Geçen hafta kendi
sahamızda Kasımpaşa’dan aldığımız ağır mağlubiyetin ardından, 3.lük mücadelesi
verdiğimiz ezeli rakibimiz Fenerbahçe’nin Antalyaspor’a yenildiği haftada, hem
bir nebze de olsa yaralarımızı sarmak hem de Fenerbahçe’yle aradaki puan
farkını 2’ye indirmek için çıkıyorduk Gaziantep deplasmanına.
Oldukça hareketli
bir hafta geçiren takımımızın küme düşmesi neredeyse kesinleşmiş olan
Gaziantepspor’u normal şartlar altında rahat geçmesi gerekiyordu. Ancak son 2
sezondaki Galatasaray için hiçbir karşılaşma öncesi ‘’Kesin kazanır’’
diyemiyoruz ne yazık ki…
Tudor kadroda bazı
değişiklikler yapmıştı. Sakat Yasin’in yerine uzun bir aradan sonra Sinan Gümüş’e
forma verirken, Hakan Balta’yla Carole’un yerlerinde de Semih ve Linnes
oynuyordu. Tolga Ciğerci de kesik yiyen bir başka isimdi. O bölgede de Josue
görev yaptı.
Oyuna iyi başlayan
ve rakip kalede pozisyonlar bulan taraf biz olduk. Özellikle Bruma’yla gelişen
ataklarımızda bu oyuncumuz sezon genelinde olduğu gibi yine ‘’Yeter ki ben
atayım’’ sevdasındaydı. Bruma’nın en büyük eksiği de bu zaten. Hep kendine
oynuyor. Takım onun için ikinci planda. Sürekli olarak kendi skor yapma
çabasında. Bu da zaman zaman takıma zarar veriyor açıkçası. Çünkü her seferinde kendi atmaya çalışması yakaladığımız pozisyonların gole dönüşmesine
engel oluyor…
Bruma’yla
değerlendiremediğimiz pozisyonların yanında Sinan Gümüş ve Sneijder’in de gole
çeviremediği 2 net fırsat söz konusuydu. Özellikle Sinan’ın direğe çarpıp auta
giden şutu golle burun buruna getirdi bizi.
Nihayet 31.dakikada
Josue’yle bulduk golü. Kaleye yaklaşık 25 metre mesafede topla buluşan Josue’nin
yerden gönderdiği sert şut, kalecinin son müdahalesine rağmen ağlarla buluşarak
takımımızı 1-0 öne geçirdi!
Golden sonraki
bölümde de devrenin sonuna kadar oyunun mutlak hakimiydi Galatasaray. Final
paslarında biraz daha becerikli olabilsek maçı rahatlıkla koparabilirdik fakat
olmadı ne yazık ki.
Devre 1-0’la
tamamlanırken, ikinci yarıda farkı arttırırız diye düşündüm. Başımıza
geleceklerden habersizdim tabi o sıra…
İkinci devrenin ilk
8-10 dakikalık bölümünde yine Bruma’nın bencilliği neticesinde kaçan 1-2 fırsat
söz konusuydu. Öyle ki, her defasında bomboş durumda olmasına rağmen Bruma’nın
kendisine pas atmadığı Podolski, en sonunda isyan etti…

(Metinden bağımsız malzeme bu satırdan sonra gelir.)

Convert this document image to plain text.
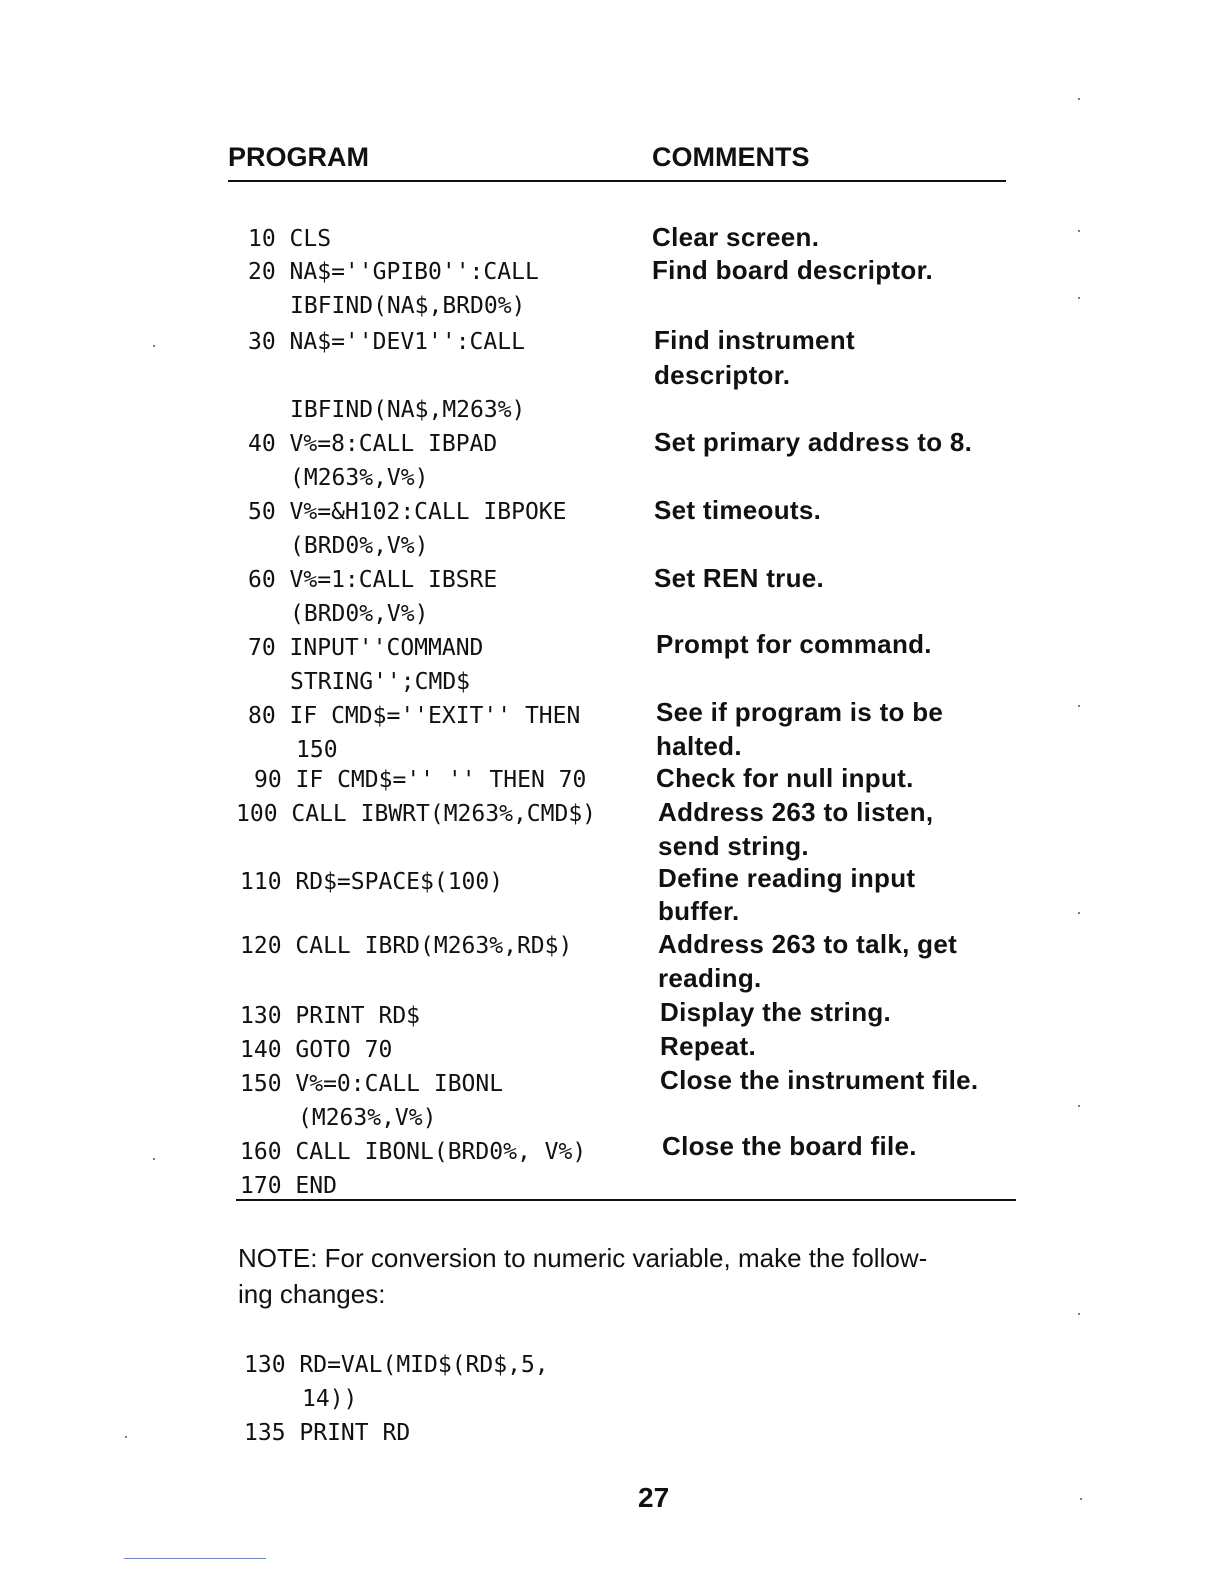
PROGRAM	COMMENTS
10 CLS
20 NA$=''GPIB0'':CALL
IBFIND(NA$,BRD0%)
30 NA$=''DEV1'':CALL
IBFIND(NA$,M263%)
40 V%=8:CALL IBPAD
(M263%,V%)
50 V%=&H102:CALL IBPOKE
(BRD0%,V%)
60 V%=1:CALL IBSRE
(BRD0%,V%)
70 INPUT''COMMAND
STRING'';CMD$
80 IF CMD$=''EXIT'' THEN
150
90 IF CMD$='' '' THEN 70
100 CALL IBWRT(M263%,CMD$)
110 RD$=SPACE$(100)
120 CALL IBRD(M263%,RD$)
130 PRINT RD$
140 GOTO 70
150 V%=0:CALL IBONL
(M263%,V%)
160 CALL IBONL(BRD0%, V%)
170 END
Clear screen.
Find board descriptor.
Find instrument
descriptor.
Set primary address to 8.
Set timeouts.
Set REN true.
Prompt for command.
See if program is to be
halted.
Check for null input.
Address 263 to listen,
send string.
Define reading input
buffer.
Address 263 to talk, get
reading.
Display the string.
Repeat.
Close the instrument file.
Close the board file.
NOTE: For conversion to numeric variable, make the follow-
ing changes:
130 RD=VAL(MID$(RD$,5,
14))
135 PRINT RD
27
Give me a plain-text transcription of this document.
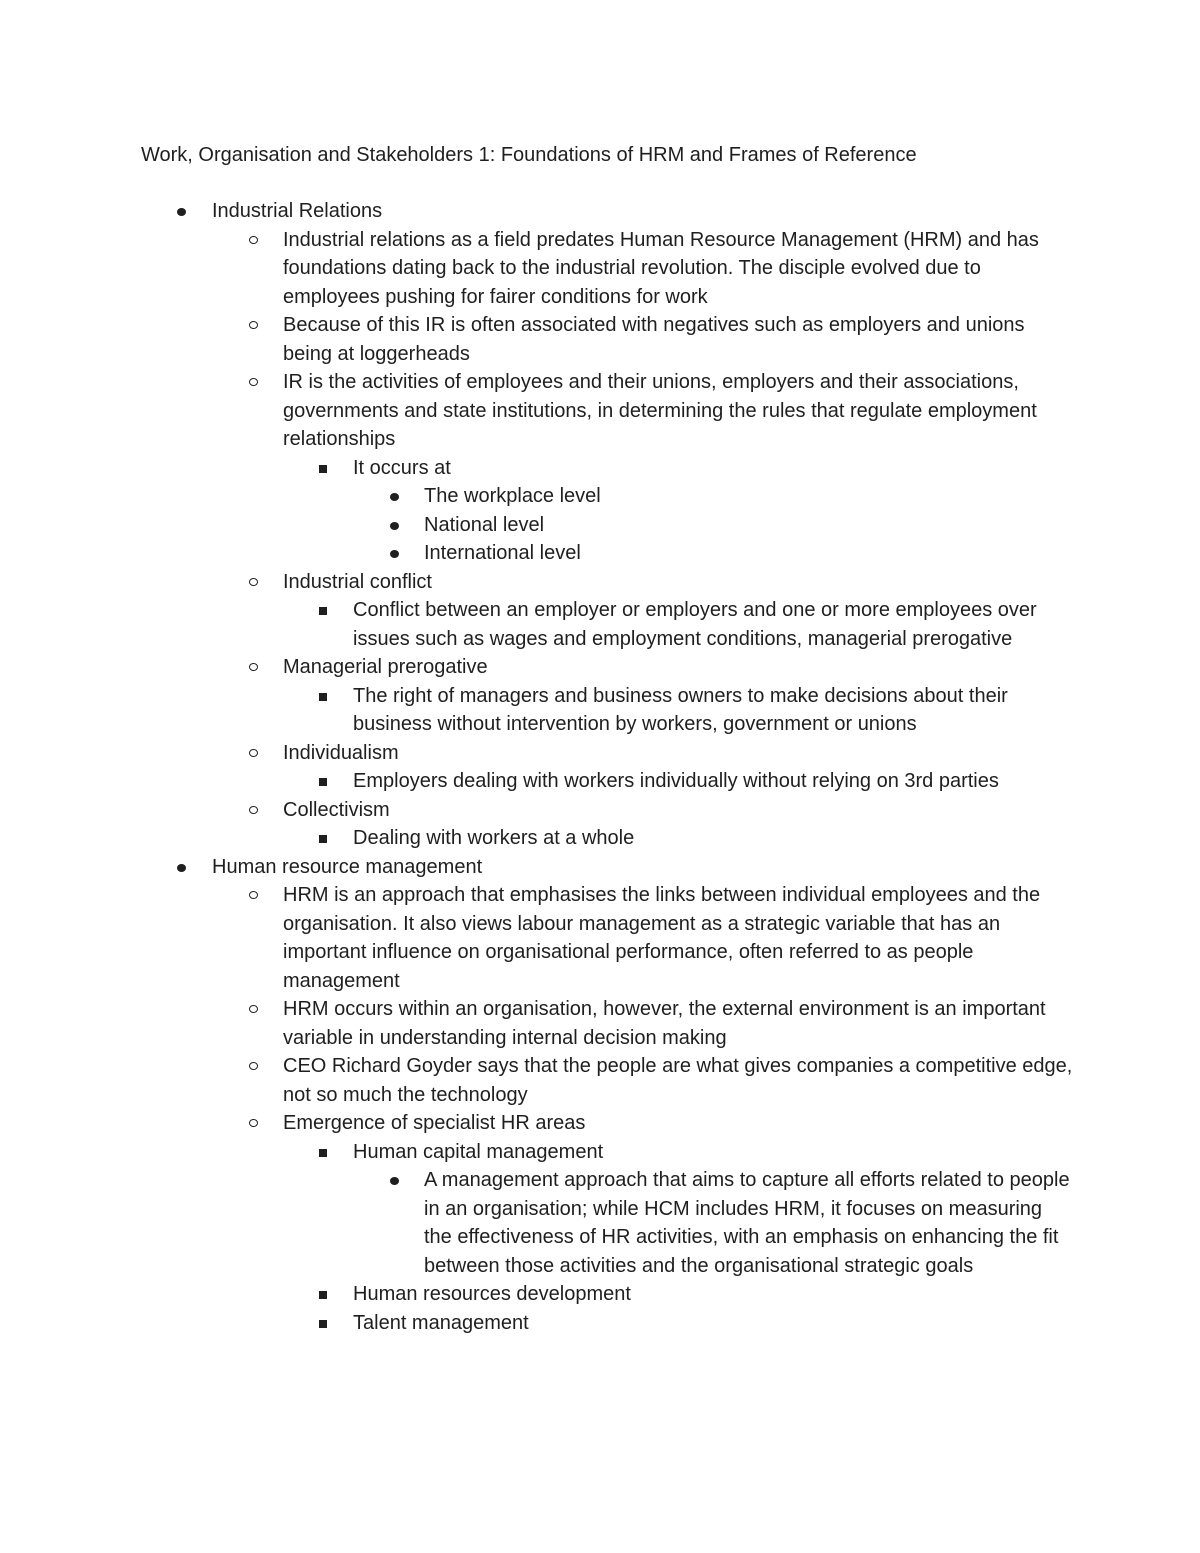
Work, Organisation and Stakeholders 1: Foundations of HRM and Frames of Reference
Industrial Relations
Industrial relations as a field predates Human Resource Management (HRM) and has foundations dating back to the industrial revolution. The disciple evolved due to employees pushing for fairer conditions for work
Because of this IR is often associated with negatives such as employers and unions being at loggerheads
IR is the activities of employees and their unions, employers and their associations, governments and state institutions, in determining the rules that regulate employment relationships
It occurs at
The workplace level
National level
International level
Industrial conflict
Conflict between an employer or employers and one or more employees over issues such as wages and employment conditions, managerial prerogative
Managerial prerogative
The right of managers and business owners to make decisions about their business without intervention by workers, government or unions
Individualism
Employers dealing with workers individually without relying on 3rd parties
Collectivism
Dealing with workers at a whole
Human resource management
HRM is an approach that emphasises the links between individual employees and the organisation. It also views labour management as a strategic variable that has an important influence on organisational performance, often referred to as people management
HRM occurs within an organisation, however, the external environment is an important variable in understanding internal decision making
CEO Richard Goyder says that the people are what gives companies a competitive edge, not so much the technology
Emergence of specialist HR areas
Human capital management
A management approach that aims to capture all efforts related to people in an organisation; while HCM includes HRM, it focuses on measuring the effectiveness of HR activities, with an emphasis on enhancing the fit between those activities and the organisational strategic goals
Human resources development
Talent management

Tabi gelenek yine devam etti ve bu haftada
%1000’lik bir penaltımız kasıtlı olarak verilmedi. Kasıtlı diyorum, bunun başka
bir izahı yok çünkü artık. Eğer Hüseyin Göçek 5-6 metre önünde olan bu
pozisyona penaltı çalmıyorsa, bu sadece ve sadece art niyettir! Başka bir şey
değil!
Evet, bilinçli
olarak verilmeyen penaltımızın dönüşünde tıpkı geçen hafta olduğu gibi yine
kalemizde gol gördük. Artık duran toptan yediğimiz kaçıncı gol oldu bu sezon,
inanın bıraktım saymayı… Bir takım her hafta aynı golü nasıl yer, anlamak
cidden mümkün değil! Hiç mi çalışmıyorlar idmanlarda, hiç mi bu zaafa çözüm
aramıyorlar gerçekten çok merak ediyorum…
Khaly Thiam’ın
golüyle skora denge gelince, ister istemez Gaziantespor’un oyundaki motivasyonu
ve direnci de artmış oldu. 55 dakika boyunca oldukça silik bir görüntü çizen
Antep takımı gitti yerine başka bir takım geldi sanki. Üzerimizde ciddi bir
baskı kurarak sağlı sollu ataklarla kalemizde tehlikeler yaratmaya başladılar.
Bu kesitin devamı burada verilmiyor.